Ben Affleck has much in common with the equally maligned Mark Wahlberg. They are not the greatest actors in the world, but they’re certainly not bad actors. Yes, they can be acted off-screen by most any actor willing to stop yawning on set and make the effort. But that willingness to be out-acted is important, they provide an invaluable still centre. John C Reilly appeared at Trinity College a few years back and recounted bullying a theatre director into finally giving him the lead in a Restoration comedy, only to be bored silly on realising Congreve gave the best lines to supporting characters. Reilly’s function was to hold the chaos of the comedy together by being the still centre; and he immediately returned to his comfort zone of playing one of the supporting characters upstaging the romantic lead. Wahlberg and Affleck have given memorable supporting turns (The Departed, I Heart Huckabees, Good Will Hunting, Hollywoodland), but as leading men they don’t mesmerise; but that’s not necessarily always bad. Argo couldn’t support Goodman, Arkin & Cranston’s scenery-chewing profane quipping without Affleck quieting it, and The Fighter’s Bale, Adams & Leo OTT-competition would’ve gone into low-earth orbit without Wahlberg’s stoicism grounding it.

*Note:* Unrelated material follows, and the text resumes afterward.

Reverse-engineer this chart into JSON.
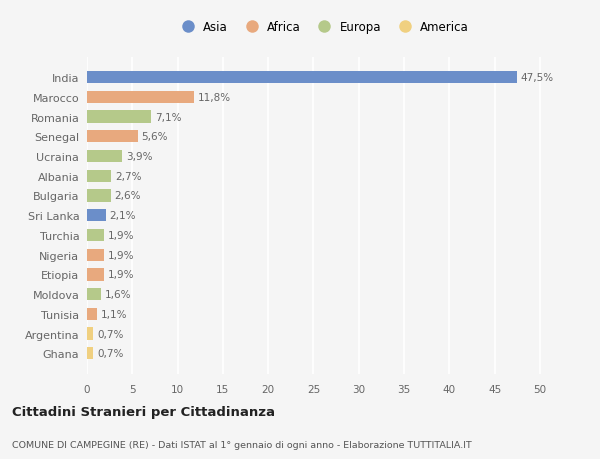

And Batman is, to a large degree, cinematically a still centre. The complaint oft made of Bat-movies – that the villains always walk off with the film – is exactly the complaint you’d expect to recur if a character is a still centre enabling craziness around him. (Affleck suddenly sounds like a very good fit…) Batman’s strength derives in part from his silence. Ninjas aren’t chatty. He lurks in shadows, and pounces on people when they least expect it. Batman doesn’t say much; he just appears and beats people up, that’s what makes him intimidating – he’s almost a pure physical presence to criminals, even those who never encounter him but whose imaginations he vividly inhabits. And in the comics even in the privacy of his own thought bubbles he usually thinks like Hemingway clipped some of the floweriness off of Raymond Chandler prose. And if you’ve read Jeph Loeb’s Hush and Superman/Batman you’ll note that a lot of Batman’s dialogue is sarcastic commentary on Superman’s problem-solving abilities. That sounds a lot like Affleck’s main function in Argo.

But whither Ben Affleck as Bruce Wayne? He can’t very well play a billionaire playboy as a still centre, can he? Well, Christian Bale has hammered home the difference between private and public Bruce Wayne so this shouldn’t actually be that major a problem. It would, after all, feel like a waste of everyone’s time to have Robert Downey Jr play public Bruce Wayne the way he plays Tony Stark and then morph into terse earnestness for the other two parts of the Bat-persona. Affleck’s performance in The Town is probably a good model for his private Bruce, and if Argo cohort Bryan Cranston really is playing Lex Luthor then life as public Bruce Wayne gets a lot easier for Affleck as he can bounce quips off a fellow billionaire with whom he has existing good comic chemistry. Even if Cranston’s not Lex, Affleck has absurdly essayed an appropriately insouciant charm. Imagine a combination of Affleck’s Click ad for Lynx, his role in Argo, and the end narration of Daredevil and you have his Batman.

And that’s not bad. With the juvenile Zack Snyder directing it’s the Batman we deserve, but not the one we need right now probably the best we could hope for.